EGNOS/Galileo services for public transport control and information

Basic Information

Mobility solution ID






Global navigation satellite systems were tested as means to provide specific support to surface public transport systems.

Implementing sustainable mobility

A group of small and medium-sized aerospace companies carried out a trial of technological tools using EGNOS (European Geostationary Navigation Overlay Service) systems in order to improve the performance of navigation equipment installed in buses.
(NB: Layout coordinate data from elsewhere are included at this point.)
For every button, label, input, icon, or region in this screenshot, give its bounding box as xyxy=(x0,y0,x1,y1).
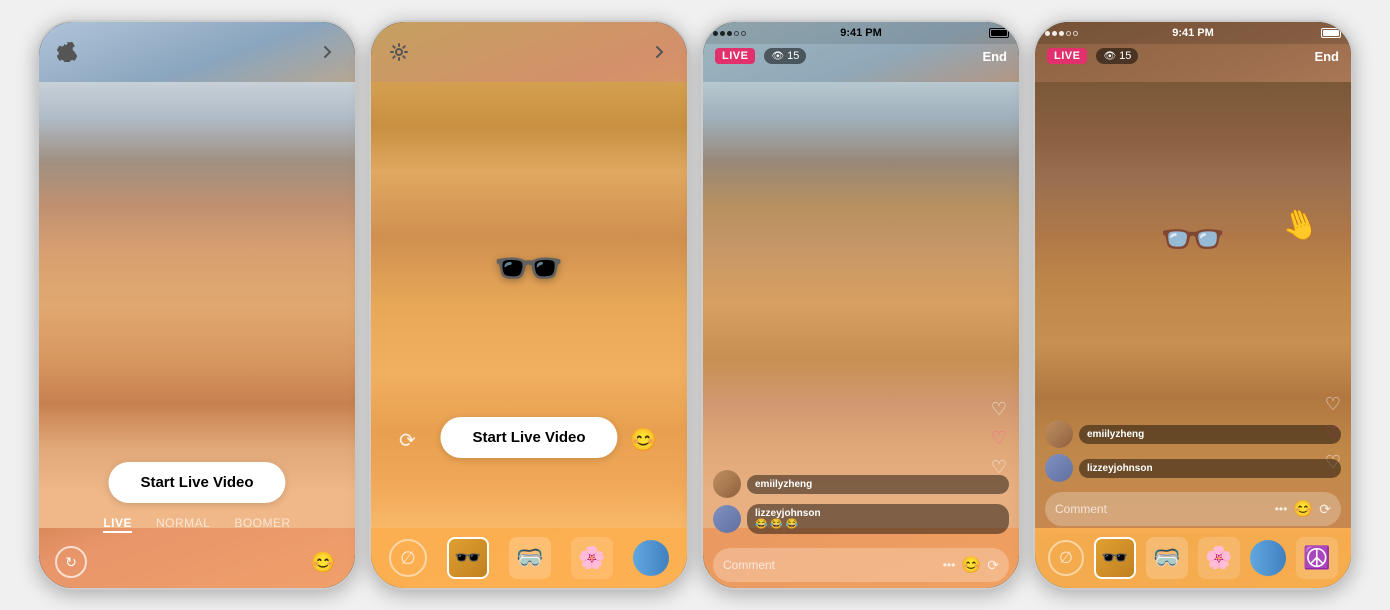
next-icon[interactable] xyxy=(313,38,341,66)
comment-row-1-3: emiilyzheng xyxy=(713,470,1009,498)
glasses-filter-overlay: 🕶️ xyxy=(493,235,565,303)
comment-input-4[interactable]: Comment ••• 😊 ⟳ xyxy=(1045,492,1341,526)
flip-camera-icon[interactable]: ↻ xyxy=(55,546,87,578)
sticker-icon-2[interactable]: 😊 xyxy=(630,427,657,453)
flip-input-icon-4[interactable]: ⟳ xyxy=(1319,501,1331,518)
emoji-input-icon-3[interactable]: 😊 xyxy=(961,555,981,575)
time-3: 9:41 PM xyxy=(840,27,882,39)
comment-bubble-1-4: emiilyzheng xyxy=(1079,425,1341,444)
live-badge-4: LIVE xyxy=(1047,48,1087,64)
live-controls-3: LIVE 👁 15 End xyxy=(703,44,1019,68)
emoji-icon[interactable]: 😊 xyxy=(307,546,339,578)
sunglasses-filter-btn-4[interactable]: 🕶️ xyxy=(1094,537,1136,579)
comment-bubble-2-4: lizzeyjohnson xyxy=(1079,459,1341,478)
stripe-filter-btn-2[interactable] xyxy=(633,540,669,576)
goggles-filter-btn-2[interactable]: 🥽 xyxy=(509,537,551,579)
commenter-avatar-1-4 xyxy=(1045,420,1073,448)
signal-dots-3 xyxy=(713,31,746,36)
comments-area-3: emiilyzheng lizzeyjohnson 😂 😂 😂 xyxy=(703,470,1019,540)
status-bar-3: 9:41 PM xyxy=(703,22,1019,44)
live-badge-3: LIVE xyxy=(715,48,755,64)
phone-frame-3: 9:41 PM LIVE 👁 15 End ♡ ♡ ♡ emiilyzheng xyxy=(701,20,1021,590)
end-button-3[interactable]: End xyxy=(982,49,1007,64)
tab-normal-1[interactable]: NORMAL xyxy=(156,516,210,533)
hearts-3: ♡ ♡ ♡ xyxy=(991,399,1007,478)
flower-filter-btn-2[interactable]: 🌸 xyxy=(571,537,613,579)
input-icons-3: ••• 😊 ⟳ xyxy=(943,555,999,575)
filter-strip-2: ∅ 🕶️ 🥽 🌸 xyxy=(371,528,687,588)
peace-filter-btn-4[interactable]: ☮️ xyxy=(1296,537,1338,579)
tab-boomerang-1[interactable]: BOOMER xyxy=(234,516,290,533)
filter-strip-4: ∅ 🕶️ 🥽 🌸 ☮️ xyxy=(1035,528,1351,588)
input-icons-4: ••• 😊 ⟳ xyxy=(1275,499,1331,519)
glasses-filter-overlay-4: 👓 xyxy=(1159,208,1226,271)
flip-input-icon-3[interactable]: ⟳ xyxy=(987,557,999,574)
flower-filter-btn-4[interactable]: 🌸 xyxy=(1198,537,1240,579)
viewer-count-3: 👁 15 xyxy=(764,48,806,64)
signal-dots-4 xyxy=(1045,31,1078,36)
goggles-filter-btn-4[interactable]: 🥽 xyxy=(1146,537,1188,579)
comment-row-2-4: lizzeyjohnson xyxy=(1045,454,1341,482)
more-options-icon-3[interactable]: ••• xyxy=(943,558,956,572)
comment-placeholder-3: Comment xyxy=(723,558,943,572)
sunglasses-filter-btn-2[interactable]: 🕶️ xyxy=(447,537,489,579)
start-live-button-1[interactable]: Start Live Video xyxy=(108,462,285,503)
no-filter-btn-2[interactable]: ∅ xyxy=(389,539,427,577)
status-bar-4: 9:41 PM xyxy=(1035,22,1351,44)
tab-live-1[interactable]: LIVE xyxy=(103,516,132,533)
camera-view-3 xyxy=(703,82,1019,528)
flip-icon-2[interactable]: ⟳ xyxy=(399,428,416,453)
phone-frame-1: Start Live Video LIVE NORMAL BOOMER ↻ 😊 xyxy=(37,20,357,590)
top-controls-2 xyxy=(371,32,687,72)
settings-icon-2[interactable] xyxy=(385,38,413,66)
mode-tabs-1: LIVE NORMAL BOOMER xyxy=(39,516,355,533)
emoji-input-icon-4[interactable]: 😊 xyxy=(1293,499,1313,519)
bottom-controls-1: ↻ 😊 xyxy=(39,546,355,578)
comment-bubble-2-3: lizzeyjohnson 😂 😂 😂 xyxy=(747,504,1009,534)
comments-area-4: emiilyzheng lizzeyjohnson xyxy=(1035,420,1351,488)
comment-row-2-3: lizzeyjohnson 😂 😂 😂 xyxy=(713,504,1009,534)
next-icon-2[interactable] xyxy=(645,38,673,66)
time-4: 9:41 PM xyxy=(1172,27,1214,39)
stripe-filter-btn-4[interactable] xyxy=(1250,540,1286,576)
battery-3 xyxy=(989,28,1009,38)
more-options-icon-4[interactable]: ••• xyxy=(1275,502,1288,516)
top-controls-1 xyxy=(39,32,355,72)
end-button-4[interactable]: End xyxy=(1314,49,1339,64)
viewer-count-4: 👁 15 xyxy=(1096,48,1138,64)
camera-view-2: 🕶️ xyxy=(371,82,687,528)
start-live-button-2[interactable]: Start Live Video xyxy=(440,417,617,458)
commenter-avatar-2-4 xyxy=(1045,454,1073,482)
comment-row-1-4: emiilyzheng xyxy=(1045,420,1341,448)
phone-frame-4: 👓 🤚 9:41 PM LIVE 👁 15 End xyxy=(1033,20,1353,590)
commenter-avatar-1-3 xyxy=(713,470,741,498)
battery-4 xyxy=(1321,28,1341,38)
comment-bubble-1-3: emiilyzheng xyxy=(747,475,1009,494)
no-filter-btn-4[interactable]: ∅ xyxy=(1048,540,1084,576)
commenter-avatar-2-3 xyxy=(713,505,741,533)
comment-input-3[interactable]: Comment ••• 😊 ⟳ xyxy=(713,548,1009,582)
comment-placeholder-4: Comment xyxy=(1055,502,1275,516)
settings-icon[interactable] xyxy=(53,38,81,66)
phone-frame-2: 🕶️ Start Live Video 😊 ⟳ ∅ 🕶️ 🥽 🌸 xyxy=(369,20,689,590)
live-controls-4: LIVE 👁 15 End xyxy=(1035,44,1351,68)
The general objective of the measure was to validate the feasibility of the use of global navigation satellite systems (GNSS) (such as EGNOS and Galileo) to support the exploitation of surface public transport.

Based on the characteristics of EGNOS and Galileo (better accuracy, improved availability and better continuity of service), it was supposed that the use of EGNOS and Galileo signals would reduce the installation and maintenance costs of existing bus equipment, based on the on-board electronic sensors supported by GPS.
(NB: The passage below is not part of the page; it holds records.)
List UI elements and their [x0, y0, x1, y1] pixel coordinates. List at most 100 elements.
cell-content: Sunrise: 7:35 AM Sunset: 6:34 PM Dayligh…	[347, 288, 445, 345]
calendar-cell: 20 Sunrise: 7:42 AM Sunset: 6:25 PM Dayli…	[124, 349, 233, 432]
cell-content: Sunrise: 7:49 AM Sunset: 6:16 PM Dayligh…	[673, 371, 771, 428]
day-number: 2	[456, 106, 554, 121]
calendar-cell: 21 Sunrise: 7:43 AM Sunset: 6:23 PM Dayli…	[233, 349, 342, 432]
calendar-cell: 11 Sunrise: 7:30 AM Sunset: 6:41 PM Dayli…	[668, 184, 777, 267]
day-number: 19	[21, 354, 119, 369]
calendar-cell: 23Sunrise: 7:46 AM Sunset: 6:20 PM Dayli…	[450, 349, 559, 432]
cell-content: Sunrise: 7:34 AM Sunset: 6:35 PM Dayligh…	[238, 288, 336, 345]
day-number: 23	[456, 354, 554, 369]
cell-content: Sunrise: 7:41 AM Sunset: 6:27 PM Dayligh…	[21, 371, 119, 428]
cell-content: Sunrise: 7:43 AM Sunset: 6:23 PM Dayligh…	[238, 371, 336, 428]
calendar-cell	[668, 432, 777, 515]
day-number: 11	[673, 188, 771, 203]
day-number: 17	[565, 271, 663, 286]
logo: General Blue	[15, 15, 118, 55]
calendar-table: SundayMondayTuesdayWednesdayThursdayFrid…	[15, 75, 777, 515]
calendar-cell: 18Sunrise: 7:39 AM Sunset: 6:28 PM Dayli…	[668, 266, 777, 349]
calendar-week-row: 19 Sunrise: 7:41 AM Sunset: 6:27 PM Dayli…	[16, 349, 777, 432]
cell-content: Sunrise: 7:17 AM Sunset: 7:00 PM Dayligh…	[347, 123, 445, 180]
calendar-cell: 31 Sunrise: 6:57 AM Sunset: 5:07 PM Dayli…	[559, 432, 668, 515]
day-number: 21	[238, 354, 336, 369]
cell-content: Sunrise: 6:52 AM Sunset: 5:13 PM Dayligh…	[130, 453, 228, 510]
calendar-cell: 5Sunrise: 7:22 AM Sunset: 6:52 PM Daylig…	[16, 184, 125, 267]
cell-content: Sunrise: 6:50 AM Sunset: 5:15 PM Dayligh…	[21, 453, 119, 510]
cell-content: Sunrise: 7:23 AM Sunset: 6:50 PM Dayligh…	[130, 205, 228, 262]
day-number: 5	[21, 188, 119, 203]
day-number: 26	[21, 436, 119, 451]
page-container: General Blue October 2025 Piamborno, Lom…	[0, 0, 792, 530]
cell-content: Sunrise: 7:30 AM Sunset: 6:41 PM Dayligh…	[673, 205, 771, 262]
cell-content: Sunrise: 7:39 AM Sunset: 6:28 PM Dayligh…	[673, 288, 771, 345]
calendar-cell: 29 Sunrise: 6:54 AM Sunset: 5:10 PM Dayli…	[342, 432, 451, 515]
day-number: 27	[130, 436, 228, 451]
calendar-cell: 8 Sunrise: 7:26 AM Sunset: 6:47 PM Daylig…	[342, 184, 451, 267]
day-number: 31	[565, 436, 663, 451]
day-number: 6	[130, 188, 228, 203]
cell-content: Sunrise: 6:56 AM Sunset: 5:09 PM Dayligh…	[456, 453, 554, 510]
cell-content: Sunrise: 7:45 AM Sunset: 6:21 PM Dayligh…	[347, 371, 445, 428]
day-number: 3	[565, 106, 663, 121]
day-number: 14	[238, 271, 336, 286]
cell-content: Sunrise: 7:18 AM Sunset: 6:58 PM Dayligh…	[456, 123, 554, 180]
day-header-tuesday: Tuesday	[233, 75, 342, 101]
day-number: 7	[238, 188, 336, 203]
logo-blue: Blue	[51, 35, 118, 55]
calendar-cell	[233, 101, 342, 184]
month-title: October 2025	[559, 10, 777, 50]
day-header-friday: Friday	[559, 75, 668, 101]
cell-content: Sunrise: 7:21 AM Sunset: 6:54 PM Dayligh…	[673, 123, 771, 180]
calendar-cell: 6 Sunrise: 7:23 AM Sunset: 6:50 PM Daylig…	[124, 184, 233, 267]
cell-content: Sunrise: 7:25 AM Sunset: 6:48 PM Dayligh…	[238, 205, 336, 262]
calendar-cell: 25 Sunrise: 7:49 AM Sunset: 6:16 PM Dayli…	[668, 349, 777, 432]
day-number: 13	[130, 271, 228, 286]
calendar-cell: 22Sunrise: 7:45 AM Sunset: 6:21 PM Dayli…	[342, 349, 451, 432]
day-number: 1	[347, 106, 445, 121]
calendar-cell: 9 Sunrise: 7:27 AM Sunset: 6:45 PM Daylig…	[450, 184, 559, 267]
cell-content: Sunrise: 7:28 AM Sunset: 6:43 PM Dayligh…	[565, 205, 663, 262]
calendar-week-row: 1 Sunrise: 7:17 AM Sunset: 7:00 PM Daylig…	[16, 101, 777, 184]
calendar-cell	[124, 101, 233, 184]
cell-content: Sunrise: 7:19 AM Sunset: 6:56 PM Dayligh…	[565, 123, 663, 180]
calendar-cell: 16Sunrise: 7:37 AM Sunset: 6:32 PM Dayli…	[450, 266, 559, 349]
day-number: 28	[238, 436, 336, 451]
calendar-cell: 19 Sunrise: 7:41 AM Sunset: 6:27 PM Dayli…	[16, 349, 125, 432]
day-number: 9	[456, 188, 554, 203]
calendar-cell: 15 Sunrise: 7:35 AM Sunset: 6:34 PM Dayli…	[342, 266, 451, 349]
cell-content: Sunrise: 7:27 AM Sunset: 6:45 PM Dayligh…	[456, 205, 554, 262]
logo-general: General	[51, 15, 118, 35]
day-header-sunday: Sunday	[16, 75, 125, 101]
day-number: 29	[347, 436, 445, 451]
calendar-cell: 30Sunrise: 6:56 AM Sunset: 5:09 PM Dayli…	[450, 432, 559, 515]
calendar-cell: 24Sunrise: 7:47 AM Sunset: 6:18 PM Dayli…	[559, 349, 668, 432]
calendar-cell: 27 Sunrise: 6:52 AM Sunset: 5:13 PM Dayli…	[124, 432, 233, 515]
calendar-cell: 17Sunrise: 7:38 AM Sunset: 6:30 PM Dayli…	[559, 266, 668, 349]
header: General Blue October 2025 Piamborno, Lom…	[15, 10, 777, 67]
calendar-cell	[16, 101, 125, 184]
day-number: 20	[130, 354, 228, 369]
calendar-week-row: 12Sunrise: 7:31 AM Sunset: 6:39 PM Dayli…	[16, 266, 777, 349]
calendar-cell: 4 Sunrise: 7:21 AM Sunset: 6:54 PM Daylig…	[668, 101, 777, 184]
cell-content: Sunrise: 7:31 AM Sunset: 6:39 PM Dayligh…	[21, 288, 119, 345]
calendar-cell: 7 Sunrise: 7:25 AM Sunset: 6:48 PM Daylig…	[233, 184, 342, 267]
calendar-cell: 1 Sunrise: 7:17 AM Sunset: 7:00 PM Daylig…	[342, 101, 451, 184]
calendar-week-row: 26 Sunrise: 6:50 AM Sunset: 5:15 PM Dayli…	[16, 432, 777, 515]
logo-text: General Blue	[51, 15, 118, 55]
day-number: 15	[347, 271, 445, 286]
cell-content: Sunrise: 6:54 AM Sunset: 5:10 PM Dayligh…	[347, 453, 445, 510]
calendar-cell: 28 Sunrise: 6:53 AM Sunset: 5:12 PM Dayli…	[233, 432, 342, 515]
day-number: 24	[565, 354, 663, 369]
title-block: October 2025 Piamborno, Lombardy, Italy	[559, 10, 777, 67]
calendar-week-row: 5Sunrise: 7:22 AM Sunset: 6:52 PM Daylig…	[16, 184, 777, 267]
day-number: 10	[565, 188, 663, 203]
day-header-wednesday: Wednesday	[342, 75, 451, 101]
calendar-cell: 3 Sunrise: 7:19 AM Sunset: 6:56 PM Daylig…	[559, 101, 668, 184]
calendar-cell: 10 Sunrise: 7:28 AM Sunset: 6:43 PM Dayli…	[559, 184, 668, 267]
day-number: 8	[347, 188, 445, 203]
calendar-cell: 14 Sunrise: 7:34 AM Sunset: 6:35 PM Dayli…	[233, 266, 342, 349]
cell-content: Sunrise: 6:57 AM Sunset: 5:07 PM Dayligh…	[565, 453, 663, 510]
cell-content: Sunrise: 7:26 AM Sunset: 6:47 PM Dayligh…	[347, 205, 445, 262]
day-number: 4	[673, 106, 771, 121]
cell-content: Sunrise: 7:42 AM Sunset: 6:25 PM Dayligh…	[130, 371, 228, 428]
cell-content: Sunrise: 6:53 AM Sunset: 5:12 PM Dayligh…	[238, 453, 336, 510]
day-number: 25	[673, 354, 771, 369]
The measure therefore aimed to prove that innovative GNSS technologies would contribute to reducing exploitation costs (operation and maintenance) and to improving the efficiency and reliability of the service for users by reducing the amount of electronic equipment on board the buses and by deploying GNSS terminals on all buses, potentially assisted by additional external data computed by a dedicated control centre.


The measure was implemented in four phases:

  • a test of GNSS performance in real conditions in Toulouse;
  • a  Galileo simulation trial in the greater Toulouse area;
  • definition of users’ requirements and recommendations for future systems, including the design of future public transport management systems; and
  • dissemination activities.


At the end of these three phases and over the months that followed, dissemination activities were carried out to promote the results in other European cities willing to learn about the potential added value of EGNOS and Galileo systems in the management of public transport systems.

Due to the nature of the measure, no impact evaluation was carried out: only the functionalities were evaluated. The measure aimed to evaluate the performance of GNSS in analysing the effectiveness of public transport. The evaluation dealt exclusively with GNSS performance indicators and comparison with actual requirements for positioning in public transport exploitation systems.


The trial demonstrated the reliability of the technology, confirming that future bus management systems should mainly rely on GNSS.

The simulations revealed that, with the use of several constellations such as GPS and Galileo, GNSS receivers will be able to use about 15 to 20 satellites at any time and in all parts of the city. This combination will provide a global availability of positioning, with a high level of accuracy and integrity, enabling new transport-related services.

Optimal use of GNSS would require modification of the communication means between buses and the monitoring centre. The location frequency report is too low with respect to expected GNSS accuracy. Consequently, it was difficult to analyse the impact of accuracy improvement on the system.

The use of GNSS has potential impacts on many services and consequently is closely tied to other measures of the project, such as a bus priority scheme or multimodal traveller information system.

The measure was conducted in the favourable context of regional GNSS industry and market development and benefited from the complementary skills and expertise of stakeholders in the GNSS field and the transport sector. Policy leaders and decisions makers showed a lot of interest in the implementation and results of the measure, and this encouraged and motivated all stakeholders.